We showed a 1-bp deletion causing a frameshift mutation of the coding sequence of the FGA gene with a predicted truncation of the FGA protein. Afibrinogenemic puppies were homozygous mutant for the FGA rs1152388481 variant supporting that this mutation is responsible for afibrinogenemia. Validation of the FGA rs1152388481 variant in the pedigree of the cases, in dogs of all nine Dachshund breeds and a large panel of dogs from other breeds, gave confidence that this FGA-associated mutation is responsible for afibrinogenemia in these Dachshunds. It seems likely from our data that the FGA rs1152388481 variant was segregating for at least four generations. A heterozygous male breeding dog (animal E) sired an affected animal (case 4) and heterozygous progeny in two different litters, and this breeding dog was identified as a common ancestor for cases 1–3. All dogs of the ascertained pedigree had full pedigree records fulfilling FCI standards. Therefore, we were able to screen pedigree data for common ancestors on all possible paths. These data allowed us to trace back all animals carrying the afibrinogenemia variant FGA rs1152388481 to the most recent common parent couple (animal A and B) and possibly to the origin of this mutant variant in this pedigree. The size of the homozygosity region surrounding the fibrinogen genes is 14 Mb. An estimate of when the mutation arose can be derived from the size of the homozygosity region surrounding the fibrinogen genes with t = 1/(2c), with t = number of generations and c = 100 Mb~1 Morgan [25]. With a size of 14 Mb of the homozygosity region, we obtained an estimate of four generations. This may indicate that the FGA rs1152388481 variant was due to a novel mutation in one of the sires or dams of the most recent common parent couple. This couple had no ancestors in common for at least three generations. The low number of cases observed in Dachshunds is in agreement with this estimate. An autosomal recessive mode of inheritance is supported by the segregation pattern of phenotypes and genotypes observed in the pedigree. Severe clinical cases with the absence of fibrinogen and a recessive inheritance for afibrinogenemia are in agreement with observations in human medicine [1,2,3,4,5]. In addition, a loss of functional variants are common in human afibrinogenemic patients [2,3,11].

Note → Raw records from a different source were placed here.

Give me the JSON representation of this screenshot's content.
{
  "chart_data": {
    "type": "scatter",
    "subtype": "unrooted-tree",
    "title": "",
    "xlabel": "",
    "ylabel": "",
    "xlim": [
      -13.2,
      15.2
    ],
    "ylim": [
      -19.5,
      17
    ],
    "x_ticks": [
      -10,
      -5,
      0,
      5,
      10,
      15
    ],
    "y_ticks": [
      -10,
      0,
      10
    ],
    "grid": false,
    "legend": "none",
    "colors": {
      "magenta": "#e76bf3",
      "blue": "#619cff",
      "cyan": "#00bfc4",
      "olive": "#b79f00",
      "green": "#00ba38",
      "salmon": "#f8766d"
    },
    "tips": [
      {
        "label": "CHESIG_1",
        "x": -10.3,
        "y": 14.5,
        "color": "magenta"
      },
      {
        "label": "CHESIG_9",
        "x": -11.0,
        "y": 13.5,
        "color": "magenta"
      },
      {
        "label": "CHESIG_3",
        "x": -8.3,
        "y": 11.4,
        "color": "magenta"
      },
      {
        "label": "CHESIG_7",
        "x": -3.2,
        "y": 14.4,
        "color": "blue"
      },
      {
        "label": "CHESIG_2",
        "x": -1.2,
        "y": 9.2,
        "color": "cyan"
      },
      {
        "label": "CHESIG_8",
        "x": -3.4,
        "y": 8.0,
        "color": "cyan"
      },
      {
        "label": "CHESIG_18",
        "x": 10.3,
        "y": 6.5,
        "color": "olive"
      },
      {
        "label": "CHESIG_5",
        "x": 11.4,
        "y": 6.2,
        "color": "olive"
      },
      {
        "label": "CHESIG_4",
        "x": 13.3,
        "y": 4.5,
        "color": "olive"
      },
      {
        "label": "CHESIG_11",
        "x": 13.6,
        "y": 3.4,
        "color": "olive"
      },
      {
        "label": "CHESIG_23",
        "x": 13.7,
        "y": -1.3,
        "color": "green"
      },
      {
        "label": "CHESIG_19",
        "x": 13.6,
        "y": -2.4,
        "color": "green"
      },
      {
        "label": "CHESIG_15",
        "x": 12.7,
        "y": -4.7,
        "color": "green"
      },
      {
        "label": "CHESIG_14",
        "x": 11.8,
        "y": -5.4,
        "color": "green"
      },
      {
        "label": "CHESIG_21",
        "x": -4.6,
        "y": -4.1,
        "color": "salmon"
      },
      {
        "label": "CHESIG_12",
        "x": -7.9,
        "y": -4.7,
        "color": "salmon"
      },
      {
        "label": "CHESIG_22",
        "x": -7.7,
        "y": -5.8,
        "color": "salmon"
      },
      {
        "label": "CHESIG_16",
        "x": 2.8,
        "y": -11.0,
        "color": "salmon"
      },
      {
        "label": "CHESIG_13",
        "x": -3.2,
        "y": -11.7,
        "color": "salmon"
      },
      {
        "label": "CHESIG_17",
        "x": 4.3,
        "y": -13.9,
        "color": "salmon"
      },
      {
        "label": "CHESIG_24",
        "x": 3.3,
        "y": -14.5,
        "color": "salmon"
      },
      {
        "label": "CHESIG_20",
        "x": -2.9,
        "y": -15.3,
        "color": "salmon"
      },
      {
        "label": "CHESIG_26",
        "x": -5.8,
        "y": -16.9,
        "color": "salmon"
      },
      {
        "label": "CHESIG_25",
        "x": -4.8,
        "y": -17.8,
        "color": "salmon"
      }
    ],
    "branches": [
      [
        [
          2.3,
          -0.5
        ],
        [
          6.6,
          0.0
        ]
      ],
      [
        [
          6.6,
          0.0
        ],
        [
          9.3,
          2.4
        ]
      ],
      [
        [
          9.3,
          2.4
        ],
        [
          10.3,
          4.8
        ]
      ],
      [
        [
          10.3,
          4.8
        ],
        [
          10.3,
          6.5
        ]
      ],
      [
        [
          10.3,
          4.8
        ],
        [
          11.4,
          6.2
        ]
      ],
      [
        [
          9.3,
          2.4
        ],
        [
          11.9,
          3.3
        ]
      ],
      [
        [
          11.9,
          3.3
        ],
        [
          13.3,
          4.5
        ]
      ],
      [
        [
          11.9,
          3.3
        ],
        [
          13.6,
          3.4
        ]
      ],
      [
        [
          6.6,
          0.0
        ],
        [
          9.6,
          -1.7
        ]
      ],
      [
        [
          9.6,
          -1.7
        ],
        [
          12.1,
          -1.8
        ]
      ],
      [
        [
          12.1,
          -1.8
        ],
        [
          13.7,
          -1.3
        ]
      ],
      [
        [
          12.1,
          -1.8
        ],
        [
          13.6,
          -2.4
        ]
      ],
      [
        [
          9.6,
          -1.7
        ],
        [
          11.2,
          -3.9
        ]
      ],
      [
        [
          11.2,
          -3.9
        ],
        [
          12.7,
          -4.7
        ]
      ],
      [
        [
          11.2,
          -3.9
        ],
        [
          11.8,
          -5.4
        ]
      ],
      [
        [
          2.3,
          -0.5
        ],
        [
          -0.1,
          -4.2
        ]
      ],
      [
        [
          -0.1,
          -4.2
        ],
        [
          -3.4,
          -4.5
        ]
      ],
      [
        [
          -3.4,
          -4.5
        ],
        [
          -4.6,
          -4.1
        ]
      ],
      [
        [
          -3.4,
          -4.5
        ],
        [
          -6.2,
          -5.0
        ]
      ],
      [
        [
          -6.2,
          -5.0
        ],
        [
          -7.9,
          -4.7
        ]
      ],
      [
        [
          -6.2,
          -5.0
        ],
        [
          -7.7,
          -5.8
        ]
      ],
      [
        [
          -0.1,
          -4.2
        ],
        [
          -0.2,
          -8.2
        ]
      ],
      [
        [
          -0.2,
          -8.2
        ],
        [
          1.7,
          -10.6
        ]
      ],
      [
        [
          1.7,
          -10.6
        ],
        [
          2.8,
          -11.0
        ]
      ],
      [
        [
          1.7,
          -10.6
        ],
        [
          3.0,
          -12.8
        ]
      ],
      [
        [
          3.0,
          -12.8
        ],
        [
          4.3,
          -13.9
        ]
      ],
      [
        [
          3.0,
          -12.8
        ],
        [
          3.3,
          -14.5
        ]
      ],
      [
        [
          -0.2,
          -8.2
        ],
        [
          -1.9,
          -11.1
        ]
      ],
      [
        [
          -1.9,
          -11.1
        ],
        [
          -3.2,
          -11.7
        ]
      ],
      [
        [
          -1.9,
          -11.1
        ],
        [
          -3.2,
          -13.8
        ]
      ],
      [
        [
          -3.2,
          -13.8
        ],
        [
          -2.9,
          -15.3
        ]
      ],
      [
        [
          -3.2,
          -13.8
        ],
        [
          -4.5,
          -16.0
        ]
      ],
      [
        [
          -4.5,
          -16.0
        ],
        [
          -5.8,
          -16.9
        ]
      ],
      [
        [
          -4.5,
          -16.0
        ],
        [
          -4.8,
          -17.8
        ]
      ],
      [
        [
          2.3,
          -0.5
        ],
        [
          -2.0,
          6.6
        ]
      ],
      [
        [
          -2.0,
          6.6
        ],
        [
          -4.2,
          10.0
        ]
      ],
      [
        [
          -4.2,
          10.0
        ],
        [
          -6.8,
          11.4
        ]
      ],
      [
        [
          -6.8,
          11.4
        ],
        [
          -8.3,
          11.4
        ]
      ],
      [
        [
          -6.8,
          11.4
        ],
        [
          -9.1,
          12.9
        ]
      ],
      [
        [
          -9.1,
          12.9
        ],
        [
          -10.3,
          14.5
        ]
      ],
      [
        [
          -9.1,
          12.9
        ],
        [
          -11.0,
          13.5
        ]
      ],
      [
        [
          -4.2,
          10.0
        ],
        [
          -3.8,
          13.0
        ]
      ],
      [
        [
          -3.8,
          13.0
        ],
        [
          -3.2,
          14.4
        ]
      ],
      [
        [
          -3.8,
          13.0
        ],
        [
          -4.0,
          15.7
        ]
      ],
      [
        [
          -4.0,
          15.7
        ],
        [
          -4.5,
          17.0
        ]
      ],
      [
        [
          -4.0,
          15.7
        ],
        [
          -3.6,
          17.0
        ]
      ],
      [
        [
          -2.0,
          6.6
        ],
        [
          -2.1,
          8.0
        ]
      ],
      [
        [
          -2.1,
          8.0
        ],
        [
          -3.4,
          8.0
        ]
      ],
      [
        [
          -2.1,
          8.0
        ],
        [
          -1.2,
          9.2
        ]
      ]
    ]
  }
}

The mechanisms of nonsense mutations of the afibrinogenemia causing variants were studied in cell transfection experiments [5]. These studies did not give evidence for nonsense mediated decay of mutant mRNA. Expression studies with transfected cells performed for a FGG nonsense mutation causing afibrinogenemia in a homozygous mutant state of patients (p.Arg134X) showed no difference in mRNA levels between wildtype and mutant cells [5]. For FGB nonsense mutations (p.Trp467X and p.Trp470X), synthesis and intracellular assembly of the protein chain were observed in experiments with transfected cells, but secretion was impaired [5]. Thus, impaired secretion of fibrinogen was suggested to cause afibrinogenemia in these reported homozygous mutant FGB- and FGG-cases. For the present cases with the FGA rs1152388481 variant, similar experiments were not performed.

5. Conclusions

In conclusion, we identified a novel and likely recently arisen mutation for afibrinogenemia in a Dachshund pedigree. This is the first mutation identified for a congenital fibrinogen disorder in dogs and even in a domestic animal species. The mechanism of the FGA rs1152388481 variant resulting in afibrinogenemic puppies remained unknown. Knowledge of the FGA-associated mutation in Dachshunds allows genetic testing of dogs of Dachshund breeds to prevent this lethal disease. This genetic test may also serve as an additional tool for clinical diagnosis of afibrinogenemia in Dachshunds. Breeders are now able to eliminate this defective allele in their Dachshund breeding lines.